Methods for simulations with thousands of interacting objects to model mass transport in the brain

Clearance of toxic species that may cause neurodegenerative diseases relies on convection and diffusion of mass around cells in the central nervous system. In this manuscript, methods that allow the nanoscale modeling of mass transport around cells in the brain at a resolution of 8 nm are described. The cells are modeled as surface meshes and a parallelization scheme is used to solve the diffusion equation directly on the surface mesh of each biological cell independently. This is followed by mass exchange between biological cells that are in direct contact. The analysis volume size is fixed at 4 μm x 4 μm x 4 μm but arrays of analysis volumes of arbitrary size may be analyzed, with fluxes across analysis volume boundaries updated at each time step by a semi-implicit formulation.
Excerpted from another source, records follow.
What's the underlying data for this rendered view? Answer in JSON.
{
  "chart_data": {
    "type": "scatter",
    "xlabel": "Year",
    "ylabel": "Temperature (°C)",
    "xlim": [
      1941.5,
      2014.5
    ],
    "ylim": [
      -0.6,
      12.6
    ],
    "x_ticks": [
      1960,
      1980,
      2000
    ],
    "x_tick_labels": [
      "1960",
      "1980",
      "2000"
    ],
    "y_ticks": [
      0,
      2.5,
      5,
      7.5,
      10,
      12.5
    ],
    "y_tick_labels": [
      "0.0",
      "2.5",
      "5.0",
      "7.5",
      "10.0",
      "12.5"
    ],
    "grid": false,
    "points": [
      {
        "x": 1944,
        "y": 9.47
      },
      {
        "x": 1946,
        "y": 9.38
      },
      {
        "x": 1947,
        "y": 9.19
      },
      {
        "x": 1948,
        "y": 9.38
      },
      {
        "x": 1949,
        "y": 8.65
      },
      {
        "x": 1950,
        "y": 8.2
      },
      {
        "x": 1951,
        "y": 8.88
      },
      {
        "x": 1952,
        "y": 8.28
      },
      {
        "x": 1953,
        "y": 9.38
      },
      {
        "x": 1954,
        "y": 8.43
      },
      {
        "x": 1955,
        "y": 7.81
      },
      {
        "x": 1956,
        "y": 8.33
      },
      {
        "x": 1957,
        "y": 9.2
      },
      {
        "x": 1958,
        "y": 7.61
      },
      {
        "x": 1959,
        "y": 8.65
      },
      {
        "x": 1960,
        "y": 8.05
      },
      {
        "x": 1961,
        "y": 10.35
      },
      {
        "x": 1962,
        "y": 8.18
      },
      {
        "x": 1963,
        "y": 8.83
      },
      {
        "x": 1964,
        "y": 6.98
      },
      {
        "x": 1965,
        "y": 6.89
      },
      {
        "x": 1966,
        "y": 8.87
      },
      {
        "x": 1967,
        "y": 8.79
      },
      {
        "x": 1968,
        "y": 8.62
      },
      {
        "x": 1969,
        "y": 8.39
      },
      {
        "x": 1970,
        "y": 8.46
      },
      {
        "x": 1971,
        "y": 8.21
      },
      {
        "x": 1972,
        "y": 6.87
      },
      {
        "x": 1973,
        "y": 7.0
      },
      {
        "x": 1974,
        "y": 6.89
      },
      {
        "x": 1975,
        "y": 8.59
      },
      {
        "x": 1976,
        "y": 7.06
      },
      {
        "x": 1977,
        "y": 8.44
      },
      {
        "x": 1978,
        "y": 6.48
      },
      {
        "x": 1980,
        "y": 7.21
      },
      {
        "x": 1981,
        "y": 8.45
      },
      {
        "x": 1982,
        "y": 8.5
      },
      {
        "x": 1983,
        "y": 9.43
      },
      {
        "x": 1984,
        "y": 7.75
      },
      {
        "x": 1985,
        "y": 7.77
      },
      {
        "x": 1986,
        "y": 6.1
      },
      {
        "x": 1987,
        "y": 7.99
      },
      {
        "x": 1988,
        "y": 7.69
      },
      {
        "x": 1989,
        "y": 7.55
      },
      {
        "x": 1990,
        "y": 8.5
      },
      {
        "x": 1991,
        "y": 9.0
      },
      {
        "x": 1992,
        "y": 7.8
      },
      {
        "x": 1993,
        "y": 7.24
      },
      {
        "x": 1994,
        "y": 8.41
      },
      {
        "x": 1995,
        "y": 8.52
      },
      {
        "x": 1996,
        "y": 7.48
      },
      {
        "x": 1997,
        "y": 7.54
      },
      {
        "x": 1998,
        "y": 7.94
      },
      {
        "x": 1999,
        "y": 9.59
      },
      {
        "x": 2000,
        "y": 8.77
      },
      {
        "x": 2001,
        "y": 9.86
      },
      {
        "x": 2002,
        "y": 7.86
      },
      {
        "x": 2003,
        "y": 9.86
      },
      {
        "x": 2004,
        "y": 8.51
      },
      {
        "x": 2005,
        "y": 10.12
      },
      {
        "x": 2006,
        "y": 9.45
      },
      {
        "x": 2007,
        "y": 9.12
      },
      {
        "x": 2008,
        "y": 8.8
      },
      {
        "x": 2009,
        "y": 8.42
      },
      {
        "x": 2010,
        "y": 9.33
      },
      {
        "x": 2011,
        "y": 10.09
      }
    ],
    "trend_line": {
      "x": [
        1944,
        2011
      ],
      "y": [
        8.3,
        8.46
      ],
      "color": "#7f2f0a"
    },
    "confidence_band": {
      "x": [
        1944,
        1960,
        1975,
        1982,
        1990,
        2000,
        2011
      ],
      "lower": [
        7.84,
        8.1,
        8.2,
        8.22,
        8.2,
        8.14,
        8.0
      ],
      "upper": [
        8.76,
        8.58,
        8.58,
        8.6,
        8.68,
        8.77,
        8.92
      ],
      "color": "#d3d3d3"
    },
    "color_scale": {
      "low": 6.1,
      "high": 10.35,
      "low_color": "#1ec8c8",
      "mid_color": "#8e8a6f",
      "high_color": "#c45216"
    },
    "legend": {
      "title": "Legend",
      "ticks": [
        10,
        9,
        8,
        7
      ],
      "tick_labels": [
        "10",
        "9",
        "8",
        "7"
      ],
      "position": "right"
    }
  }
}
Setup of the discretized equations is described, along with the ‘face matching’ that allows mass transfer between cells. Parallelization is via a manager/worker framework. One-sided RMA communication in MPI is used to coordinate the efforts of multiple workers, with common information handled by the manager. This specialized framework is suitable for analyzing diffusional transport around thousands of interacting objects simultaneously. The framework is implemented with custom code developed in Julia, which is used here as a rapid prototyping language. Using model geometries, the accuracy of the discretization methods are demonstrated, with limitations and next steps described.